WILD RICE & LENTIL SALAD
07/5/17

original

Makes 8 servings

1/2 cup wild rice

2/3 cup dried green lentils

1/2 cup orzo pasta

1/2 cup dried currants (or diced dried apricots)

1/4 cup finely chopped red onion

1/4 cup minced fresh herbs (parsley, cilantro, dill or combination)

1/3 cup toasted slivered almonds

Dressing:

1/3 cup canola oil

1/4 cup apple cider or white wine vinegar

1 teaspoon ground cumin

1/2 teaspoon ground cinnamon

1/2 teaspoon salt

1/4 teaspoon turmeric

1/4 teaspoon cayenne pepper (optional)

In large pot of boiling salted water, cover and cook wild rice until puffed and tender, about 25  minutes. Drain and set aside.

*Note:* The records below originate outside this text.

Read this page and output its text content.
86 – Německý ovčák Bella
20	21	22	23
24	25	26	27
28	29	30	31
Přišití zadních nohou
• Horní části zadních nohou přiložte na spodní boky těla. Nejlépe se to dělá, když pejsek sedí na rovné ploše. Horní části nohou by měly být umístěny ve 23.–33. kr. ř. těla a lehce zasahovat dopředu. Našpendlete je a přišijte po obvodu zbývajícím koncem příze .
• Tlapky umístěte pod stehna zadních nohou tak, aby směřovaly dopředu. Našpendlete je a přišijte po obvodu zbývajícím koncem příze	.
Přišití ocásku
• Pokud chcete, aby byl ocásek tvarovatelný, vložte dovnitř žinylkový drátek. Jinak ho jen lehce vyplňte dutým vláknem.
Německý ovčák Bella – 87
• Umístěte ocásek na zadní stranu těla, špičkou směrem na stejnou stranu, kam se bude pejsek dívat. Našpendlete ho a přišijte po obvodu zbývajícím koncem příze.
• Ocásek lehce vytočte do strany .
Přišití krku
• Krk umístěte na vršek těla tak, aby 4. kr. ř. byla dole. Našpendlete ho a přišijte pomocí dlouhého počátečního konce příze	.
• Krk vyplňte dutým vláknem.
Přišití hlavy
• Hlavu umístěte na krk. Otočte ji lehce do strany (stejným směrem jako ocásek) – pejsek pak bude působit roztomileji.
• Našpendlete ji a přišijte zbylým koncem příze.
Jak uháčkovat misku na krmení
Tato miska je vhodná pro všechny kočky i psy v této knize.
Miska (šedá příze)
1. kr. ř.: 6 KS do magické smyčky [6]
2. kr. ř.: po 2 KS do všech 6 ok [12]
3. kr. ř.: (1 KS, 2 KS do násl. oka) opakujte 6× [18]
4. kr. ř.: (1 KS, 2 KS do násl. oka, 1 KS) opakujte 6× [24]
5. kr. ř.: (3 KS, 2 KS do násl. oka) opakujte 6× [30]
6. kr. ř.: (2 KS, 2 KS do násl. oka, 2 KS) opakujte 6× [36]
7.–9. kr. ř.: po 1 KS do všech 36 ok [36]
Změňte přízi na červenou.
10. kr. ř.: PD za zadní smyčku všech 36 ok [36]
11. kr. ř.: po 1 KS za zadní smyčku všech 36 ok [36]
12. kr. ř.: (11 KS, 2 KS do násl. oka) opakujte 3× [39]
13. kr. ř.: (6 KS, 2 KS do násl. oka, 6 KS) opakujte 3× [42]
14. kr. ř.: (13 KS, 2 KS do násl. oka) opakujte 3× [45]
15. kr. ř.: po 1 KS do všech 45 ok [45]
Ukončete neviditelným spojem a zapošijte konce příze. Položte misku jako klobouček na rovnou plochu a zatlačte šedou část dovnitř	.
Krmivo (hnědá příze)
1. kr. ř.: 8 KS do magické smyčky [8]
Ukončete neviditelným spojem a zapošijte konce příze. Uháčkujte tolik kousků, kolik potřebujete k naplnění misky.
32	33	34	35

In separate large pot of boiling water, cook lentils until tender, about 20 minutes. Drain and set aside.

In separate large pot of boiling salted water, cook orzo cook just until tender, about 8 minutes. Drain and set aside.

In large bowl, combine, cooked wild rice, lentils and orzo; stir in currants, onion, herbs and almonds, tossing until well combined.

Dressing: In small bowl or measuring cup, whisk together oil, vinegar, cumin, cinnamon,  salt, turmeric, paprika, nutmeg and cayenne. Pour over rice mixture and toss gently. Let cool. * The flavour of this salad develops best if covered and chilled for a few hours before serving.